Jordan Farley
News Editor, Total Film
UK
Voted for
Film | Year | Director |
---|---|---|
Aliens | 1986 | James Cameron |
Apocalypse Now | 1979 | Francis Ford Coppola |
Blade Runner | 1982 | Ridley Scott |
M | 1931 | Fritz Lang |
Mad Max: Fury Road | 2015 | George Miller |
Mulholland Dr. | 2001 | David Lynch |
North by Northwest | 1959 | Alfred Hitchcock |
Once upon a Time in the West | 1968 | Sergio Leone |
Taxi Driver | 1976 | Martin Scorsese |
The Thing | 1982 | John Carpenter |
Comments
Coming up with a list of the 10 greatest films is not an impossible task (evidently, you can see mine above), but it is a damn difficult one; my list of honourable mentions would run for pages and pages. What separates this top 10 from the rest is the indelible mark they have left on my psyche – masterpieces on first viewing that have lost none of their magnificence in dozens of subsequent re-examinations. The reasons behind most of my choices will be obvious, their greatness indisputable. Incredibly two – Blade Runner and The Thing – released on the same day in America; by my reckoning, the single greatest day in the history of movies.

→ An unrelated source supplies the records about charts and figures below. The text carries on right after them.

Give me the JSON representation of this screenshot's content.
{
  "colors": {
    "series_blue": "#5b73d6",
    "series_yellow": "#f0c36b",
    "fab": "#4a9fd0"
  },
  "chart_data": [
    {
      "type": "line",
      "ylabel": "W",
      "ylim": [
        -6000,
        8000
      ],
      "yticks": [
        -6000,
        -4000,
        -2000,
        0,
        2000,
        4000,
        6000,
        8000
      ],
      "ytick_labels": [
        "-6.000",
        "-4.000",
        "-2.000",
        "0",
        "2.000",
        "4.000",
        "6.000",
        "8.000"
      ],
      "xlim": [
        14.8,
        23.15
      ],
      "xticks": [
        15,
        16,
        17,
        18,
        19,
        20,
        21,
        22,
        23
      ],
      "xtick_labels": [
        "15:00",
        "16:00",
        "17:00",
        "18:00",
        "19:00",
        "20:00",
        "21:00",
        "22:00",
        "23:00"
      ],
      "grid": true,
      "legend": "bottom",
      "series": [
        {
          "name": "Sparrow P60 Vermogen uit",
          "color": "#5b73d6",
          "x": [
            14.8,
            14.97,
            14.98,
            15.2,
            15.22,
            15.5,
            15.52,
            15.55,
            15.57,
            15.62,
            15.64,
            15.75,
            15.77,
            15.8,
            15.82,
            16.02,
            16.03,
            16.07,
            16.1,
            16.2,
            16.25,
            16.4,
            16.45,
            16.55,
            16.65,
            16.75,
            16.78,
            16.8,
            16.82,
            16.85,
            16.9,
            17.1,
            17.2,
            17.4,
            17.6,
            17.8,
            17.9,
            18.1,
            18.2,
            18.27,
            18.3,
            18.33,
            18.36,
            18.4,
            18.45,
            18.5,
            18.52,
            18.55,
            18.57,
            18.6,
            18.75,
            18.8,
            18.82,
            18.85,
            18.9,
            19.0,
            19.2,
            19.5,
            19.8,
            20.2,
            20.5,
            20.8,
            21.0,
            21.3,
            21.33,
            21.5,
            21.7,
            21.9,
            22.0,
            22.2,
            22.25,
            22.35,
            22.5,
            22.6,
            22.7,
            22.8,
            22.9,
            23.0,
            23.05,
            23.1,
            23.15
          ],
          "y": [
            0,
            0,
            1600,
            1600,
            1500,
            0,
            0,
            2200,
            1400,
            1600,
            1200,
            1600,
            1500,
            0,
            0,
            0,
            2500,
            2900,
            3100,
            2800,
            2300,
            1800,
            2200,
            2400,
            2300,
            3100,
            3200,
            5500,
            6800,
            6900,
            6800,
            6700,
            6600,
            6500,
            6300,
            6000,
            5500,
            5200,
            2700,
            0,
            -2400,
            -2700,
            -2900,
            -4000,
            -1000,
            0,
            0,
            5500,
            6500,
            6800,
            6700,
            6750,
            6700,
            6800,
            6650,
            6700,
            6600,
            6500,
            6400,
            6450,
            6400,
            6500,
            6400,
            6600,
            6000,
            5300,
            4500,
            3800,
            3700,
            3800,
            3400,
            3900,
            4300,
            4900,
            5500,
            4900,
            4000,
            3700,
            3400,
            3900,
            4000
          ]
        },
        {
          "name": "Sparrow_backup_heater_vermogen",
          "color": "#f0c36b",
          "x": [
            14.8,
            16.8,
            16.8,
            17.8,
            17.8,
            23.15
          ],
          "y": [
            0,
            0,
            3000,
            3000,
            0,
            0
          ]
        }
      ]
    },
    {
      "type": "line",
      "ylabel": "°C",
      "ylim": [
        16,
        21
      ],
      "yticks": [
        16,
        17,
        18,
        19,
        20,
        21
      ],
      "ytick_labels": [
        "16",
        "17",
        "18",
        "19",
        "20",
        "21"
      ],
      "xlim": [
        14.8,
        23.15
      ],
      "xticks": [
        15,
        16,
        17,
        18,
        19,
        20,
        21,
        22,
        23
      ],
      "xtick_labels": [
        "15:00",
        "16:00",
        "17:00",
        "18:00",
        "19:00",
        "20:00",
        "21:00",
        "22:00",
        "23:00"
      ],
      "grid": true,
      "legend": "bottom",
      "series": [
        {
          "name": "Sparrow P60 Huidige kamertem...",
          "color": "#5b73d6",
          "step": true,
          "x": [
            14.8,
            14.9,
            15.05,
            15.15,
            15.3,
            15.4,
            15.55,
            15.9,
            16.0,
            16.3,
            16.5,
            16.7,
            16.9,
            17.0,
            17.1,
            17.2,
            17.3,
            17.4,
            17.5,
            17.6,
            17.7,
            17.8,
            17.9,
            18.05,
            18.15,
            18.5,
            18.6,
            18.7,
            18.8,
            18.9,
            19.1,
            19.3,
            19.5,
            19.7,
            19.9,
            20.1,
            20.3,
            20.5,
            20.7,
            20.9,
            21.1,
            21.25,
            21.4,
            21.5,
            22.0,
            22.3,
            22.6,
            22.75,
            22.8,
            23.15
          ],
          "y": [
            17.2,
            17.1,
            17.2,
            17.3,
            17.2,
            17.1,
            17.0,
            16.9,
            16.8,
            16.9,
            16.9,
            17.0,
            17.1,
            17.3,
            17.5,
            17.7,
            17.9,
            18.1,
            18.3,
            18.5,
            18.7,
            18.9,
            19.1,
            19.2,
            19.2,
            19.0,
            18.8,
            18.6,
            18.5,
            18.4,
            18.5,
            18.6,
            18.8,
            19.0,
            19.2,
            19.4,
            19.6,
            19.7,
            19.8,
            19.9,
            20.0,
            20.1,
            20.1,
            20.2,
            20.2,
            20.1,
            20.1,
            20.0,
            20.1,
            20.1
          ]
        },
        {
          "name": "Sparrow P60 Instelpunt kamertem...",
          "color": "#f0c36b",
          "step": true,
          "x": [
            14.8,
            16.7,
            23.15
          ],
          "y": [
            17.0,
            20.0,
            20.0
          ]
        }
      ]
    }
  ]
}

Mad Max: Fury Road, George Miller's miraculous action opus, is the only film in the last 20 years to make the cut. The achievement of Miller and his team has only grown more extraordinary by the day over the last seven years. Imagine its reputation in 70. I don't expect many of my choices to make the overall top 10 – the Sight and Sound collective have far more refined tastes than I – but for me these will be, if not impossible, damn difficult to ever unseat.